12. The composition of claim 7, wherein the composition comprises 0.02-1.0 lbs of one or more of the metal phosphites, measured on a metal basis, for every 1 lb of glyphosate.

13. The composition of claim 12, wherein the composition comprises 0.08-0.25 lbs of manganese as manganese phosphite and 0.08-0.25 lbs of zinc as zinc phosphite for every 1 lb of glyphosate.

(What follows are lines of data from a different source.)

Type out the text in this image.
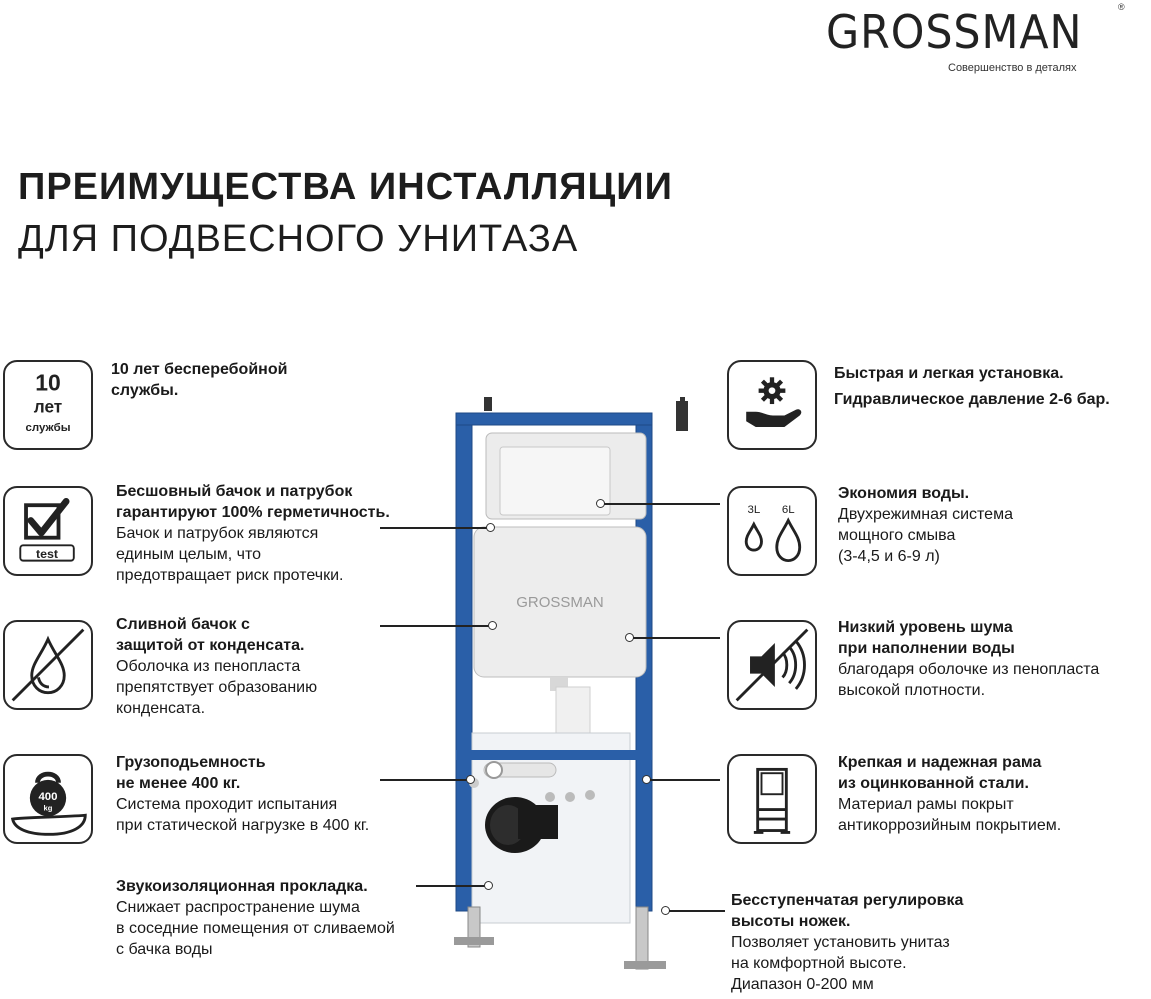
GROSSMAN	®
Совершенство в деталях
ПРЕИМУЩЕСТВА ИНСТАЛЛЯЦИИ
ДЛЯ ПОДВЕСНОГО УНИТАЗА
GROSSMAN
10
лет
службы
test
400
kg
3L 6L
10 лет бесперебойной
службы.
Бесшовный бачок и патрубок
гарантируют 100% герметичность.
Бачок и патрубок являются
единым целым, что
предотвращает риск протечки.
Сливной бачок с
защитой от конденсата.
Оболочка из пенопласта
препятствует образованию
конденсата.
Грузоподьемность
не менее 400 кг.
Система проходит испытания
при статической нагрузке в 400 кг.
Звукоизоляционная прокладка.
Снижает распространение шума
в соседние помещения от сливаемой
с бачка воды
Быстрая и легкая установка.
Гидравлическое давление 2-6 бар.
Экономия воды.
Двухрежимная система
мощного смыва
(3-4,5 и 6-9 л)
Низкий уровень шума
при наполнении воды
благодаря оболочке из пенопласта
высокой плотности.
Крепкая и надежная рама
из оцинкованной стали.
Материал рамы покрыт
антикоррозийным покрытием.
Бесступенчатая регулировка
высоты ножек.
Позволяет установить унитаз
на комфортной высоте.
Диапазон 0-200 мм
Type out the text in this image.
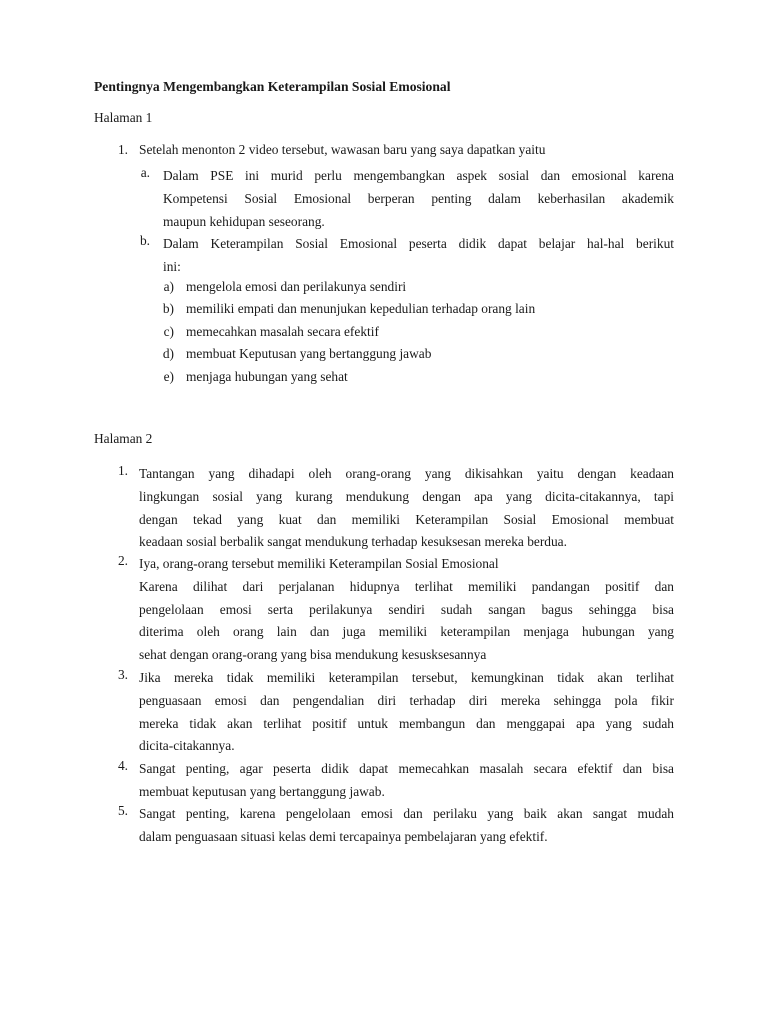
Pentingnya Mengembangkan Keterampilan Sosial Emosional
Halaman 1
1. Setelah menonton 2 video tersebut, wawasan baru yang saya dapatkan yaitu
a. Dalam PSE ini murid perlu mengembangkan aspek sosial dan emosional karena
Kompetensi Sosial Emosional berperan penting dalam keberhasilan akademik
maupun kehidupan seseorang.
b. Dalam Keterampilan Sosial Emosional peserta didik dapat belajar hal-hal berikut
ini:
a) mengelola emosi dan perilakunya sendiri
b) memiliki empati dan menunjukan kepedulian terhadap orang lain
c) memecahkan masalah secara efektif
d) membuat Keputusan yang bertanggung jawab
e) menjaga hubungan yang sehat
Halaman 2
1. Tantangan yang dihadapi oleh orang-orang yang dikisahkan yaitu dengan keadaan
lingkungan sosial yang kurang mendukung dengan apa yang dicita-citakannya, tapi
dengan tekad yang kuat dan memiliki Keterampilan Sosial Emosional membuat
keadaan sosial berbalik sangat mendukung terhadap kesuksesan mereka berdua.
2. Iya, orang-orang tersebut memiliki Keterampilan Sosial Emosional
Karena dilihat dari perjalanan hidupnya terlihat memiliki pandangan positif dan
pengelolaan emosi serta perilakunya sendiri sudah sangan bagus sehingga bisa
diterima oleh orang lain dan juga memiliki keterampilan menjaga hubungan yang
sehat dengan orang-orang yang bisa mendukung kesusksesannya
3. Jika mereka tidak memiliki keterampilan tersebut, kemungkinan tidak akan terlihat
penguasaan emosi dan pengendalian diri terhadap diri mereka sehingga pola fikir
mereka tidak akan terlihat positif untuk membangun dan menggapai apa yang sudah
dicita-citakannya.
4. Sangat penting, agar peserta didik dapat memecahkan masalah secara efektif dan bisa
membuat keputusan yang bertanggung jawab.
5. Sangat penting, karena pengelolaan emosi dan perilaku yang baik akan sangat mudah
dalam penguasaan situasi kelas demi tercapainya pembelajaran yang efektif.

14. A composition for treatment of agricultural crops, comprising:

two or more metal phosphites; and

water;

wherein the two or more metal phosphites are selected from the group consisting of zinc phosphite, manganese phosphite, magnesium phosphite, calcium phosphite, iron phosphite and copper phosphite; and

wherein at least one of the metal phosphites is selected from the group consisting of zinc phosphite and manganese phosphite.

15. The composition of claim 14, wherein the glyphosate is in an acid salt form.

16. The composition of claim 14, wherein the composition is an aqueous solution comprising 1-10% by weight of one or more of the metal phosphites, measured on a metal basis.

17. The composition of claim 14, wherein the composition is an aqueous solution comprising 1-10% by weight of zinc as zinc phosphite and 1-10% by weight of manganese as manganese phosphite.

18. A method of treating agricultural crops, comprising:

applying a composition to a crop, wherein the composition comprises one or more metal phosphites in aqueous solution; and

applying glyphosate to the crop within seven days of applying the composition;

19. The method of claim 18, wherein applying glyphosate comprises applying an acid salt form of the glyphosate.

20. The method of claim 18, wherein applying glyphosate comprises applying the glyphosate prior to applying the composition.

21. The method of claim 18, wherein applying the composition comprises applying an aqueous solution at a rate to provide 0.02-1.0 lbs of one or more of the metal phosphites, measured on a metal basis, for every 1 lb of glyphosate applied.

22. The method of claim 18, wherein applying the composition comprises applying an aqueous solution at a rate to provide 0.08-0.25 lbs of manganese as manganese phosphite and 0.08-0.25 lbs of zinc as zinc phosphite for every 1 lb of glyphosate applied.

23. The method of claim 18, wherein applying the composition comprises applying an aqueous solution at a rate to provide 0.01-1.5 lbs/acre of one or more of the metal phosphites, measured on a metal basis.

24. The method of claim 23, wherein applying glyphosate to the crop comprises applying the glyphosate at a rate to provide 0.5-1.5 lbs/acre.